Another barrier is denial. You might recognize trauma occurred, but you don’t recognize the effects it’s having on you.

You may want to normalize your experiences, too, especially if they were related to abuse or violence.

Help is available, though, and it can shift your mental and physical health outcomes.

The recommended course of action for many people is to talk with a therapist. The sooner you do that, the better.

For example, if you feel like you’re experiencing trauma right now because of Covid-19, think about seeking tele-counseling from your home.

Exposure therapy is one particular form of treatment counselors use. Other types of treatment can include medication or different types of talk therapy.

To combat the effects of trauma on your body and mind, you also need to take care of yourself.

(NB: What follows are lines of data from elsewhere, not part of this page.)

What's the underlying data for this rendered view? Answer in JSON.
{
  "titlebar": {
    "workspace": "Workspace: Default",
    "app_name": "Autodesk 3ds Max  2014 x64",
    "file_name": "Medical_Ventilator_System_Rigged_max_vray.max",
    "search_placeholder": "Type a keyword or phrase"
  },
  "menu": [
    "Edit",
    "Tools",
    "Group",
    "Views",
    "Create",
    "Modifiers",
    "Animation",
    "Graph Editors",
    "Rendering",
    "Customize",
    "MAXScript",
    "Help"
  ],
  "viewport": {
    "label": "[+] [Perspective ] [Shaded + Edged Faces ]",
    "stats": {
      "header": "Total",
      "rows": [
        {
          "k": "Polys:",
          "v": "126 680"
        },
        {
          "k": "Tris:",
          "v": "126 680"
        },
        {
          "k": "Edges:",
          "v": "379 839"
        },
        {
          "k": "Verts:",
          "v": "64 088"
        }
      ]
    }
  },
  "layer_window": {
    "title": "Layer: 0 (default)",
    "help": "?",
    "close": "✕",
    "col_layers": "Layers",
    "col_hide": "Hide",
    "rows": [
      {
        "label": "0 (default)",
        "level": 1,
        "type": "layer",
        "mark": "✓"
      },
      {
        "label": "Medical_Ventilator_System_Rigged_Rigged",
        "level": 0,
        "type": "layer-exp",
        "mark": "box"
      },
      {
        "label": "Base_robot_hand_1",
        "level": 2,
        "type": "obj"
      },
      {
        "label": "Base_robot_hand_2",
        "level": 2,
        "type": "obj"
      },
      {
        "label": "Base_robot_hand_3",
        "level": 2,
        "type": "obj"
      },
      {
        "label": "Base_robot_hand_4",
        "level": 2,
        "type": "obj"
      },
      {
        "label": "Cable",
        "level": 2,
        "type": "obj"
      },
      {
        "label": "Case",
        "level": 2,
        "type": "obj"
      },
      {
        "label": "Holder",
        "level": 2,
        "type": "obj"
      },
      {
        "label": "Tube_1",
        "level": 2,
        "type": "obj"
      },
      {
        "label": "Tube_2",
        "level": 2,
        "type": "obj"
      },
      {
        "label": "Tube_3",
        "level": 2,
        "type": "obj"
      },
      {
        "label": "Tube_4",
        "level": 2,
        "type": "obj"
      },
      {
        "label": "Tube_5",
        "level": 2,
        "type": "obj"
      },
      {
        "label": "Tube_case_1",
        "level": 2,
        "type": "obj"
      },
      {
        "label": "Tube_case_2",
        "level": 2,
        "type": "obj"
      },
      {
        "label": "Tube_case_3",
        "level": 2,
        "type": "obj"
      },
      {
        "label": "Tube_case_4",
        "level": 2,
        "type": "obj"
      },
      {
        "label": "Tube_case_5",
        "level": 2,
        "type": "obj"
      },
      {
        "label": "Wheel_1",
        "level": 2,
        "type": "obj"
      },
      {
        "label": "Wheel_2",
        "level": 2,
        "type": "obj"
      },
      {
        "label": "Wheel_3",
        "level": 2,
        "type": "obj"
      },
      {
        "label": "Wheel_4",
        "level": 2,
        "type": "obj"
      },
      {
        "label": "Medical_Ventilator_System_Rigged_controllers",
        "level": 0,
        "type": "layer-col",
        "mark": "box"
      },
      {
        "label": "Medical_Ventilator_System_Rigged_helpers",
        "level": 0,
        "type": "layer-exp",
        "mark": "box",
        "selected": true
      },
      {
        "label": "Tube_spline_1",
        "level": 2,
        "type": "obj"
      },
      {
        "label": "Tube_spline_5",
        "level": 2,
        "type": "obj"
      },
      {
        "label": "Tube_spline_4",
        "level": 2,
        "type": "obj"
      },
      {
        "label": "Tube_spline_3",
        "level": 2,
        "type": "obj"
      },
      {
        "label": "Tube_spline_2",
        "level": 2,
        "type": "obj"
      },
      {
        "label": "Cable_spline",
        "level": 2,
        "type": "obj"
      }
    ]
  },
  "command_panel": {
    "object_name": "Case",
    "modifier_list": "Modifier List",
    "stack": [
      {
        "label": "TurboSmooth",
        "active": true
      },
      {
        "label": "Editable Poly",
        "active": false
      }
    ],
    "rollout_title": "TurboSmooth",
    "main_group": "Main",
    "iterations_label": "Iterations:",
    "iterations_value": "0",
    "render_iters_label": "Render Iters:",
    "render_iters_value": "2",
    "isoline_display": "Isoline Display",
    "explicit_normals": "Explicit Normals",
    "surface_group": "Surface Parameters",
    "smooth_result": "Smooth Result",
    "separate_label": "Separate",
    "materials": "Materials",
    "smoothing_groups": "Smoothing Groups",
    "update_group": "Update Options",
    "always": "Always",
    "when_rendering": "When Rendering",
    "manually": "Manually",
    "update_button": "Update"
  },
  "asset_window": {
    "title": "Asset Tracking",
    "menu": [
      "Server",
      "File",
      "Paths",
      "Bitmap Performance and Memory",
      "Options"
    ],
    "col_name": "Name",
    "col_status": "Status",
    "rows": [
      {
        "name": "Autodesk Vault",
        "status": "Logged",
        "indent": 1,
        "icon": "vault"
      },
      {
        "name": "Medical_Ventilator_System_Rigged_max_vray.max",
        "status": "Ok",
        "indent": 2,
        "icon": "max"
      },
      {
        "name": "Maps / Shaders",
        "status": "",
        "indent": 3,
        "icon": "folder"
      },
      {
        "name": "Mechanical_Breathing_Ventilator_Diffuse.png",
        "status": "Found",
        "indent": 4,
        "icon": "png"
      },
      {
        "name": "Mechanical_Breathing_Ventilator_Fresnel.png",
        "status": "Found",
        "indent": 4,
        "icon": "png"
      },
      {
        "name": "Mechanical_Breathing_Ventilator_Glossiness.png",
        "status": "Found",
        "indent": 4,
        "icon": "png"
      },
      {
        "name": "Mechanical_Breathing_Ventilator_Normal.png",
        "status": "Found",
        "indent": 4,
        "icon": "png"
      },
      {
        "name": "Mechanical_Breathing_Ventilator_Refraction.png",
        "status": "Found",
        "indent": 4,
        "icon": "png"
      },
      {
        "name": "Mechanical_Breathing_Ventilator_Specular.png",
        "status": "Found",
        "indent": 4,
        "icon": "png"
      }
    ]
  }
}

Do things that help your mind and body overcome chronic stress and inflammation such as yoga and meditation. Exercise is also critical.

Finally, build a support system for yourself and let people who love you into your life. Having strong social ties with friends and family is what’s ultimately going to help you improve your mental health.

At a time when many people are facing trauma from all angles, understanding its effects and how to get help can be so critical. Be gentle with yourself, but also be cognizant of how you’re feeling and why you might be feeling those ways.